Meu caro senhor Thiry,

Ontem à noite, depois que o senhor partiu, ainda trabalhei até a uma e meia da madrugada, o que não me impediu de me levantar às cinco e meia, porque eu tinha correspondências que deveriam partir pelo primeiro correio. E ao escrever aos outros, veio-me o pensamento de lhe escrever para acrescentar algumas reflexões à nossa última conversa.

Certas pessoas, o senhor me disse, censuram-me por tomar uma posição dogmática no Espiritismo, de me tornar o propagador de um sistema, numa palavra, de ter promulgado uma doutrina. Na verdade, é preciso ser bem curto de boas razões para dizer tais coisas. Não imponho minhas ideias a ninguém. Por que aqueles que criticam o que erroneamente chamam de meu sistema não fazem um melhor? Sou eu quem os impede? as editoras? elas lhes estão fechadas? Ao ouvi-los, acreditaria-se realmente que eu não devia fazer nada sem o controle e a permissão deles. Primeiro, a doutrina de que me fiz o propagador, tenho dito e não me canso de repetir, não é invenção minha, visto que me foi dada pelos Espíritos; mas, se ela tivesse saído de meu cérebro, será que eu não teria o direito de ter minhas próprias ideias, de as formular, de as publicar? Por que não me seria permitido, como a todo o mundo, criar um sistema filosófico? Tratar a questão dos Espíritos à minha maneira?

Singulares defensores do Espiritismo, estes que não fazem nada, que não se afastariam um só instante de seus afazeres pessoais ou de seus prazeres por esta causa, e que se atiram contra aquele que, depois de anos, a ela exclusivamente consagra seu tempo, a ela sacrifica seu repouso, sua saúde e seus interesses. Ainda, uma vez que eles trabalhem e estudem, como faço dia e noite e, se fizerem melhor, terão o direito de falar, mas jamais de difamar aquele que, supondo que se engane, dedica-se com sinceridade e desinteresse, e prestou à causa do Espiritismo serviços que só uma parcialidade invejosa pode ignorar. Se eu os impeço de dormir, terão de se armar de paciência, pois ainda não cheguei ao fim da tarefa que me foi traçada.
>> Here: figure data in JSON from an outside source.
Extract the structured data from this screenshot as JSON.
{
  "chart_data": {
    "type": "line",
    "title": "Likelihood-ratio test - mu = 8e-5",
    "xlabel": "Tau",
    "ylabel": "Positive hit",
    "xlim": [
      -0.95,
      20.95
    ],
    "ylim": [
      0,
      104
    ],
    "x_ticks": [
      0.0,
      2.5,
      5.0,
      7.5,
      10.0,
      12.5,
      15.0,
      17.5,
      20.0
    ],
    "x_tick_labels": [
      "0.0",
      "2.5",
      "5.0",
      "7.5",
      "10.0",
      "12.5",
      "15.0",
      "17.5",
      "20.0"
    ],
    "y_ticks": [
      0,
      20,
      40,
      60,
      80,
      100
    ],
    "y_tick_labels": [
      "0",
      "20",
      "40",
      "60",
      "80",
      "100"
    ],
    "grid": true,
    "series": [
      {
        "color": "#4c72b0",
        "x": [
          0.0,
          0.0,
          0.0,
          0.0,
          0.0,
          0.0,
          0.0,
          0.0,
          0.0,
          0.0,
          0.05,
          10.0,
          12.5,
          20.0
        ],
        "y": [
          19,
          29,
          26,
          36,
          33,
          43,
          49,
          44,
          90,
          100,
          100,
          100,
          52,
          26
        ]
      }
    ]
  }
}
Eles me censuram ainda por eu me apresentar como chefe de escola. Se esse título me fosse concedido alguma vez, eu teria muito mais motivo de estar honrado, ao não o haver obtido por nenhuma intriga. A doutrina que professo encontra partidários em todas as partes do mundo, como atesta uma correspondência que se conta aos [...] milhares [...] de quem a culpa? Não será por certo devido ao concurso que me tem prestado a imprensa periódica. Não procurei a popularidade, uma vez que me quis apagar completamente, mas devo reconhecer que, desde a publicação de meus primeiros escritos, isso não foi possível; fui imediatamente encontrado, e vieram-me procurar até em meu eremitério da Avenue de Ségur, onde queria retirar-me e viver ignorado. Hoje as coisas chegaram ao ponto de me ser impossível pôr-me de lado; fui arrastado pela torrente que se aumenta todos os dias; minha rota está então traçada pela Providência, não me posso desviar dela, e eu morrerei na minha tarefa; mas se eu acreditar no que me foi dito, mesmo minha morte não porá fim à missão que devo cumprir, e o que faço hoje não é senão a continuação de uma obra já começada anteriormente.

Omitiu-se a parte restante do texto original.